A corporation with a June 30 taxation year end makes monthly payments of interest on a loan from its non-resident parent, and remits withholding tax to CRA each month. In its annual return it recognizes that by virtue of s. 18(4) the interest is non-deductible and is deemed to be a dividend that is subject to a Treaty-reduced rate of withholding. Given that the NR-7 form permits the recovery of such excess withholding only on the basis of the calendar year, what procedure should be followed in order to recover the excess withholding tax? After discussing the s. 214(16)(b) designation, CRA stated:
[B]y virtue of the application of paragraph 214(16)(a) and any designation under paragraph 214(16)(b), the non-resident parent could therefore file, no later than two years after the end of each calendar year in which overpayments were made to the Receiver General, a Form NR7-R to recover these amounts, unless these amounts are applied … against amounts owing to or about to become due to Her Majesty in Right of Canada.

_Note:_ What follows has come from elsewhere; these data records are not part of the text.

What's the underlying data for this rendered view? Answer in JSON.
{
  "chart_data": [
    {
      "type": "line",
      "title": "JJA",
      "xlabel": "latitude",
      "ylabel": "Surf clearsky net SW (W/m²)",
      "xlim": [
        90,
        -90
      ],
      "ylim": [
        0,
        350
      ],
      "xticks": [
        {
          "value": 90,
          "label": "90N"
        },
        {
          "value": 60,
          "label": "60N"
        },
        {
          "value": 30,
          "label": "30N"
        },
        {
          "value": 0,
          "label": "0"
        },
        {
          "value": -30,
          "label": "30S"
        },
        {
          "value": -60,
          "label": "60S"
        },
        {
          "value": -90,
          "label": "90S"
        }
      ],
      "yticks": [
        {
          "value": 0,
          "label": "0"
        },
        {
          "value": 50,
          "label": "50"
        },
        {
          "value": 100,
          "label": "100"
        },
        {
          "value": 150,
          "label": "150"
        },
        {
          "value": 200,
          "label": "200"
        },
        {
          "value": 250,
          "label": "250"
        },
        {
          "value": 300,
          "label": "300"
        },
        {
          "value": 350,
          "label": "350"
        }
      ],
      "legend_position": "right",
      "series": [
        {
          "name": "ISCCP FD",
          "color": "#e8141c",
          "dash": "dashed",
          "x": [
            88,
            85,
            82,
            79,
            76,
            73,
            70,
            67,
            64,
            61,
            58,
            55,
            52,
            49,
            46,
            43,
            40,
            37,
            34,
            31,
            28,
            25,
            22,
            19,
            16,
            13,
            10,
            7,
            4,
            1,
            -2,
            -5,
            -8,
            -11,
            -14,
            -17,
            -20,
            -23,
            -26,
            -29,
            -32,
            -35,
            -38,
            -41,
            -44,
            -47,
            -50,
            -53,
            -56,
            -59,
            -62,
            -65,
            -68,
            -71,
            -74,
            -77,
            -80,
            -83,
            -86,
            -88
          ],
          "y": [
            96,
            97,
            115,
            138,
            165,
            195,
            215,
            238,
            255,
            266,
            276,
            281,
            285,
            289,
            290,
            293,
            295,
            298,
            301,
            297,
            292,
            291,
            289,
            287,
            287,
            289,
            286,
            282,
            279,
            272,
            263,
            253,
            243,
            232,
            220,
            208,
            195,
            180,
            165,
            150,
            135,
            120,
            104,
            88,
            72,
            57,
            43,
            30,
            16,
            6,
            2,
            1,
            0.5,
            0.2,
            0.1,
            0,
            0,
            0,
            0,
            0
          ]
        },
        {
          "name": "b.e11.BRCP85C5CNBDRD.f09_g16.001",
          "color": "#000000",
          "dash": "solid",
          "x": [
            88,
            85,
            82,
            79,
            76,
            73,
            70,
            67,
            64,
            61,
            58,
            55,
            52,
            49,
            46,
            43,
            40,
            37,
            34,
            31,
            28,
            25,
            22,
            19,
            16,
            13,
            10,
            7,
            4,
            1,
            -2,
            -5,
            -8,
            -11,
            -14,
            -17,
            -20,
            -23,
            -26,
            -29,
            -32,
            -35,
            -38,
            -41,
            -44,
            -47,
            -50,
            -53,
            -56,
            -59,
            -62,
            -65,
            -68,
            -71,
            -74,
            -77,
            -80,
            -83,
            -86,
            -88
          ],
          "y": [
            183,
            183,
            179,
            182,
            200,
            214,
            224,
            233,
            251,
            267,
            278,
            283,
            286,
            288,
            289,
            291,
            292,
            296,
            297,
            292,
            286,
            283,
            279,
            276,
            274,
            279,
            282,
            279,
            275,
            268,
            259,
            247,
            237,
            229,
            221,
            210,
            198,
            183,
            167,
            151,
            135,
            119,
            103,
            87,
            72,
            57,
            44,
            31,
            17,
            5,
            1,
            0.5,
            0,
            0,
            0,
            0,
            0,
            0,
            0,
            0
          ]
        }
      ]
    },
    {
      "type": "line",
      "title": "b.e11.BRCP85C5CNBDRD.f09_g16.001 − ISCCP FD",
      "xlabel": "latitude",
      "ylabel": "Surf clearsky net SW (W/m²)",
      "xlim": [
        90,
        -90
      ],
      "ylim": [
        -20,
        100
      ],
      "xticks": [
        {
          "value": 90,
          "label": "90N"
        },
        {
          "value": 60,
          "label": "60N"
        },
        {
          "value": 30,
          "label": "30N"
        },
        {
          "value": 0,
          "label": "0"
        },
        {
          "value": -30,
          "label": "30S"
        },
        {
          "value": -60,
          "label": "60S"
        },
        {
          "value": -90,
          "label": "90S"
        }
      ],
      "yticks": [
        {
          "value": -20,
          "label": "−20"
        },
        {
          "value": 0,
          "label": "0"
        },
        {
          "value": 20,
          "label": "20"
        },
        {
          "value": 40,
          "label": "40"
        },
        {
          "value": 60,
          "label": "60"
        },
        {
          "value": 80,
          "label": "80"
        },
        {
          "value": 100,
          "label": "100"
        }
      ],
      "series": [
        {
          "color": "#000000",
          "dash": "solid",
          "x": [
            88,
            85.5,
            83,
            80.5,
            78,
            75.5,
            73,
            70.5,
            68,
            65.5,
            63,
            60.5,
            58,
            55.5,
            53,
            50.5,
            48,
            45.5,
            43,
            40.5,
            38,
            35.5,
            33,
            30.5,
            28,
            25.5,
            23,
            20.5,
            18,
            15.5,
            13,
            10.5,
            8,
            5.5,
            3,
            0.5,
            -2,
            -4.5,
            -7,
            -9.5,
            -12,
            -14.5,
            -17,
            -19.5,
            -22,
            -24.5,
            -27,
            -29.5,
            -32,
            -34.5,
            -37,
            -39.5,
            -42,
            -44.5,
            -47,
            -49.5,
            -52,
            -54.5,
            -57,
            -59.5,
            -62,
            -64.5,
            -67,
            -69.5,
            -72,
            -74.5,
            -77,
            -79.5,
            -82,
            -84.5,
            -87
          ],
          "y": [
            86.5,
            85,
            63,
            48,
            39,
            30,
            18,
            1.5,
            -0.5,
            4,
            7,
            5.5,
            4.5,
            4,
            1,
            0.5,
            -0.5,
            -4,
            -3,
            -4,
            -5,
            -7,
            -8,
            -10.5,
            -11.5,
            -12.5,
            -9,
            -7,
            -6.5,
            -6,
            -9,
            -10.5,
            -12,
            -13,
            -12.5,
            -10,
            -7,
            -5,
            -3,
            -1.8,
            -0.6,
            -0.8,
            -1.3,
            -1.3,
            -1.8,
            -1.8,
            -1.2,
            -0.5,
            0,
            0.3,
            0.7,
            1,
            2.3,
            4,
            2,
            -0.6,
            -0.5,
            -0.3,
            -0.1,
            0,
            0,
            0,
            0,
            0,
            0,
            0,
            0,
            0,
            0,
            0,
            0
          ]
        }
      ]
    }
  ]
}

However, prior to so stating, CRA also noted that in its annual return the corporation could make s. 214(16)(b) designations as to which of the interest payments were deemed to be dividends, and stated that s. 214(16)(b) thus allows:
for flexibility and certainty with respect to the corporation’s withholding and payment obligations in respect of the amounts of such deemed dividends during a taxation year.